C'est un procès à huis clos devant la cour criminelle de l'Ain qui s'est achevé lundi 23 septembre par la condamnation d'un septuagénaire. L'homme était jugé pour viols incestueux et agressions sexuelles commis sur ses trois de ses petites-filles. À la sortie du palais de justice de Bourg-en-Bresse, les parties civiles avaient le sentiment d'avoir été entendues. Réactions.
C'est une jeune femme qui n'aime pas le mot "victime". Elle lui préfère le terme de "guerrière". Et elle est venue à bout d'un difficile combat. Les juges de la cour criminelle de l'Ain viennent de condamner son grand-père à une peine de 12 ans de réclusion criminelle. À sa sortie du palais de justice, lundi soir, Lee-Lou était tout sourire.
"Il ne faut plus avoir peur"
"Franchement, je ne m'attendais pas à autant. On attendait une peine de 6 à 8 ans, c'est ce qu'avait dit notre avocate. On a eu 12 ans, c'est énorme. Être reconnue en tant que victime, même si je n'aime pas ce mot, c'est un grand soulagement. On attendait vraiment ça de la part des juges et on a été reconnues", explique Lee-Lou. Plus que du soulagement. La jeune femme, qui apparaît sereine, a le sentiment d'avoir remporté une victoire.

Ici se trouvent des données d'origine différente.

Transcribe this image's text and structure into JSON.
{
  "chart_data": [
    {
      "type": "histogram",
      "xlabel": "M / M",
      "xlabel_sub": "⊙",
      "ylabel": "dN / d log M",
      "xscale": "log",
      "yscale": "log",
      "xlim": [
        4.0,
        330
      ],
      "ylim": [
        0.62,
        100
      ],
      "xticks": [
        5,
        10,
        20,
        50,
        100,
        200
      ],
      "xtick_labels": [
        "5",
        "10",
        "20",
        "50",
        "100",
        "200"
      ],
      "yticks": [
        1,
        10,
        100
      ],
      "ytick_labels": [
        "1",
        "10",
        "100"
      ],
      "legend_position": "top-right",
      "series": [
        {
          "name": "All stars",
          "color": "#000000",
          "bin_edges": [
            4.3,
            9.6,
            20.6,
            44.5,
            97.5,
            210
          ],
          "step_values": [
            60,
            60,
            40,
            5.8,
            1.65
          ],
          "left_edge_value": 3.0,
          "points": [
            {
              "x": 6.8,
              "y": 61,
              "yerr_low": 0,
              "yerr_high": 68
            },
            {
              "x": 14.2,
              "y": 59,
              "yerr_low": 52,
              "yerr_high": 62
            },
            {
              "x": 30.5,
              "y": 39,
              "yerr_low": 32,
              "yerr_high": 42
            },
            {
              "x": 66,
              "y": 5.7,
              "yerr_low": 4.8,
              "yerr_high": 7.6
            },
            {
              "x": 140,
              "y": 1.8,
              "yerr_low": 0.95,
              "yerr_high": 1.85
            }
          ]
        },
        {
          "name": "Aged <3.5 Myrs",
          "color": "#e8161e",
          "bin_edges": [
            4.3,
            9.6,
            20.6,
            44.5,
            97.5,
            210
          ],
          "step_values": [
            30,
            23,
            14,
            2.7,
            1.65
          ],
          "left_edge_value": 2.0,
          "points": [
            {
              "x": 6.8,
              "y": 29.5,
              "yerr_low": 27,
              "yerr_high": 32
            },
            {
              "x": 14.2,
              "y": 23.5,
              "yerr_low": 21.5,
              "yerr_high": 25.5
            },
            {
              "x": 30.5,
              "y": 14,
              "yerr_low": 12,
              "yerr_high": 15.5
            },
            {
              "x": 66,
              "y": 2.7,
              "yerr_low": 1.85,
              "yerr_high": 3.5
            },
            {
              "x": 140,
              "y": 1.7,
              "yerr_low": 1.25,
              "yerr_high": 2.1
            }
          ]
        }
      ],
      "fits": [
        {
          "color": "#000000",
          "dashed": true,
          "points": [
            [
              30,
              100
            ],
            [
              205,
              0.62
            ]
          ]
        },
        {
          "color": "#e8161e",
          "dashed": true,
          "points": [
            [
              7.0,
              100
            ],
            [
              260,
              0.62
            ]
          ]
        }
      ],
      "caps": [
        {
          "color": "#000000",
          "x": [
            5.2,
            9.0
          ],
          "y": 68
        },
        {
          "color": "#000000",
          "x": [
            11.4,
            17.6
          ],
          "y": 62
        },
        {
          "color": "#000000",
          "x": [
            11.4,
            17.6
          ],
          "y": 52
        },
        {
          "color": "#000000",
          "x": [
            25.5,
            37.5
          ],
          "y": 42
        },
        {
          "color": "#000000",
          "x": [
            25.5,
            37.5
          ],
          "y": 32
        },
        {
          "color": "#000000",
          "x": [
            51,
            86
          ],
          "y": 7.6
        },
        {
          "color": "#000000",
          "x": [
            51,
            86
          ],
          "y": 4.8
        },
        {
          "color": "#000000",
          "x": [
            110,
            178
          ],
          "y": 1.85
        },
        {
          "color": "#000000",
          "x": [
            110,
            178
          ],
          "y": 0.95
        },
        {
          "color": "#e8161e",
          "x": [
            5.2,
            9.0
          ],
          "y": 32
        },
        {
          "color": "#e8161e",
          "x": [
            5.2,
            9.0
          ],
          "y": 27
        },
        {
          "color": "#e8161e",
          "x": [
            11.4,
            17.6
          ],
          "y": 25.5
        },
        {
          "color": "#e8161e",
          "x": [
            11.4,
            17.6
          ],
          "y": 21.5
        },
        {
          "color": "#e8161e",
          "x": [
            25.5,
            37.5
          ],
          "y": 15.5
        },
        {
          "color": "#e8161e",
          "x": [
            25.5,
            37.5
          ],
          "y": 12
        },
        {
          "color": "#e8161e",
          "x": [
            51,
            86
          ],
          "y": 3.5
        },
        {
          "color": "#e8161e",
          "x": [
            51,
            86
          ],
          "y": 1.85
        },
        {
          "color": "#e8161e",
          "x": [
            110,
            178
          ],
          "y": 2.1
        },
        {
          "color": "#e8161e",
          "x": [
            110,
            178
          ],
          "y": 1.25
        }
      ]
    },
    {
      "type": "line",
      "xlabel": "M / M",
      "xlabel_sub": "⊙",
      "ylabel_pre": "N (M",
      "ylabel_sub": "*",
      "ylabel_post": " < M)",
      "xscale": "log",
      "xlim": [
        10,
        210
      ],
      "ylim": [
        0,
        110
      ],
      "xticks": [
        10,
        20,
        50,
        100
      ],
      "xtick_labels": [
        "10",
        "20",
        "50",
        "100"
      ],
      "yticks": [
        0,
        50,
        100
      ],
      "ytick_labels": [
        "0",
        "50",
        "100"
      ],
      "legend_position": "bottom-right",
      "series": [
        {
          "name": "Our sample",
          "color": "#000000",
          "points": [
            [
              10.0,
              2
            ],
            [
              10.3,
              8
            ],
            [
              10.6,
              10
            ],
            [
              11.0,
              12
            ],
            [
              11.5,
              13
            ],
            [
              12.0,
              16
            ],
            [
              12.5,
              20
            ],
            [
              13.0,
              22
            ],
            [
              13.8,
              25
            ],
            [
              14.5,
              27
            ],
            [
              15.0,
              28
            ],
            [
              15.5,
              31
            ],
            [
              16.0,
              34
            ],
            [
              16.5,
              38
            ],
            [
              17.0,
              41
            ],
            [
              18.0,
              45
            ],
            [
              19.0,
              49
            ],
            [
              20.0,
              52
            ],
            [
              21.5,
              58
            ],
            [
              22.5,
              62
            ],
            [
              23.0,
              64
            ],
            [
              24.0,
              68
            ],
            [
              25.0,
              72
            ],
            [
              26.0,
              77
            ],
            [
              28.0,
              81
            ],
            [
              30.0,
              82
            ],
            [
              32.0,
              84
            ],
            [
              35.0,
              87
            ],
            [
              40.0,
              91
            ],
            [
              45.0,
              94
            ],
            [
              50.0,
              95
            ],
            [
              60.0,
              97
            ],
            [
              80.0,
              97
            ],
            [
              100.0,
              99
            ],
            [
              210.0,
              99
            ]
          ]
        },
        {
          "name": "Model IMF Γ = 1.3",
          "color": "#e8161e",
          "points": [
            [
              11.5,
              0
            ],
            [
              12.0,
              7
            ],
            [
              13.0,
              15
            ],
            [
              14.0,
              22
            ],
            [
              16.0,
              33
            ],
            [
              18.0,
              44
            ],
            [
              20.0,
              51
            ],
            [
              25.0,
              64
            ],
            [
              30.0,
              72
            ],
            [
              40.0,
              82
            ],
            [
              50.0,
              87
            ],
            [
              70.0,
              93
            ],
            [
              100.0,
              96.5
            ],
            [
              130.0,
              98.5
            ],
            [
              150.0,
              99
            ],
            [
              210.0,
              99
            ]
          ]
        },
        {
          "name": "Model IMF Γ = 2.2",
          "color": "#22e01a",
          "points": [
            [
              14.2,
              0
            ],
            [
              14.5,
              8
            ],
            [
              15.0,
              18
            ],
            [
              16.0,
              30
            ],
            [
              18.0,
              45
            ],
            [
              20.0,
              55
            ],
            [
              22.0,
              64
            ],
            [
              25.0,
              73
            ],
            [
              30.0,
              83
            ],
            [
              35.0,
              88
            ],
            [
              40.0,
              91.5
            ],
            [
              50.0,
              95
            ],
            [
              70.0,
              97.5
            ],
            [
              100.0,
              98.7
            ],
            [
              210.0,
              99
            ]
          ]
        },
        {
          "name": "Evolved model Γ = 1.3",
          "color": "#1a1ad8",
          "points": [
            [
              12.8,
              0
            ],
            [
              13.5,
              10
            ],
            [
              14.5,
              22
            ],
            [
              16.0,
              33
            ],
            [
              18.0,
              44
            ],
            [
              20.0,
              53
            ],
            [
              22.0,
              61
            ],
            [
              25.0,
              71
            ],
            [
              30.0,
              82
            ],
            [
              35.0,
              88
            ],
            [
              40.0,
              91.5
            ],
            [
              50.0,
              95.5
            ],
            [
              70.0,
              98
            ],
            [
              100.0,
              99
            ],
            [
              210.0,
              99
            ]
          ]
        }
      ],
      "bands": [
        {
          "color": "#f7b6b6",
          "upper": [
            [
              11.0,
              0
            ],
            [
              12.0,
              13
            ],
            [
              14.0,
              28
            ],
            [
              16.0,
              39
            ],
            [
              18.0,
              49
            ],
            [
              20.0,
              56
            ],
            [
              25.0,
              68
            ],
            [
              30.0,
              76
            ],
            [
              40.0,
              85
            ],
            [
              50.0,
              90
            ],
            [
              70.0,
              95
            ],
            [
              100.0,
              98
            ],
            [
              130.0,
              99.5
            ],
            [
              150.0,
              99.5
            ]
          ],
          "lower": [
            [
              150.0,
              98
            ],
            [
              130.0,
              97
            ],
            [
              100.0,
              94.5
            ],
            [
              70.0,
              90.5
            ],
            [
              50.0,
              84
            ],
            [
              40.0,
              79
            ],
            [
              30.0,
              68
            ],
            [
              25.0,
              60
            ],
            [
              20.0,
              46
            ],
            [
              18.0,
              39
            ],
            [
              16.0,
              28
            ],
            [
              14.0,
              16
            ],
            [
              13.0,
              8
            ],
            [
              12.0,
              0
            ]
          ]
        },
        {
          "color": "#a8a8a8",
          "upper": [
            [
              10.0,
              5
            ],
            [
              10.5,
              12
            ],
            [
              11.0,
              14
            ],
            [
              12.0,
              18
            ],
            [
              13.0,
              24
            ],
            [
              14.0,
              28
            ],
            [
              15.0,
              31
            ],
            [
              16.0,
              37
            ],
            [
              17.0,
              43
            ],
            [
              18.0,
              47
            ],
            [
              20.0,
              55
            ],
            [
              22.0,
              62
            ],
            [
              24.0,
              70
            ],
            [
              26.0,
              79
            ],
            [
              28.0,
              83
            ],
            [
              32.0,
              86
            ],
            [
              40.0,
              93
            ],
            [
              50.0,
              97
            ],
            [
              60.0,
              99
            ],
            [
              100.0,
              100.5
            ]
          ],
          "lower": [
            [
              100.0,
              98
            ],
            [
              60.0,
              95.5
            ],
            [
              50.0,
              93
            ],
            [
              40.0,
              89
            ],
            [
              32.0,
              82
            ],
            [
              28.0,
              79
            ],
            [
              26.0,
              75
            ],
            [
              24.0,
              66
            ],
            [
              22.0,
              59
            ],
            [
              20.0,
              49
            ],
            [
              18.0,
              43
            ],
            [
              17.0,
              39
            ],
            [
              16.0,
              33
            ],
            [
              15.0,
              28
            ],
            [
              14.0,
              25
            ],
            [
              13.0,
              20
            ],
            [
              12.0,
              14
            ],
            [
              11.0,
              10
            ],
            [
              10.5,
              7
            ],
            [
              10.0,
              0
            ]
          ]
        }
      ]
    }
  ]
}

Pour la jeune femme, sa cousine Lily a joué "un rôle clef" dans cette sombre affaire d'inceste. En 2022, c'est elle qui a révélé ce qu'elle subissait depuis deux ans. Des viols commis par son grand-père. Sur un petit mot, glissé dans une boîte aux lettres de l'association "Les Papillons", la fillette a expliqué avec des mots d'enfants de 10 ans son calvaire. ""Il met sa partie du bas dans ma partie du bas, et j'essayais de m'enlever, mais je n'y arrivais pas". Des paroles qui ne sont pas restées lettres mortes. Elles ont aussitôt donné l'alerte et la justice s'est emparée de l'affaire jusqu'au procès.
"Ça a permis de nous libérer, de libérer notre parole". Les abus ont commencé aussi très jeune pour Lee-Lou. Selon elle, elle avait 5 ou 6 ans. Impossible de dénoncer ce qu'elle subissait. "J’étais toute petite. Comment voulez-vous libérer la parole alors qu'on ne comprend pas ce qui nous arrive ?".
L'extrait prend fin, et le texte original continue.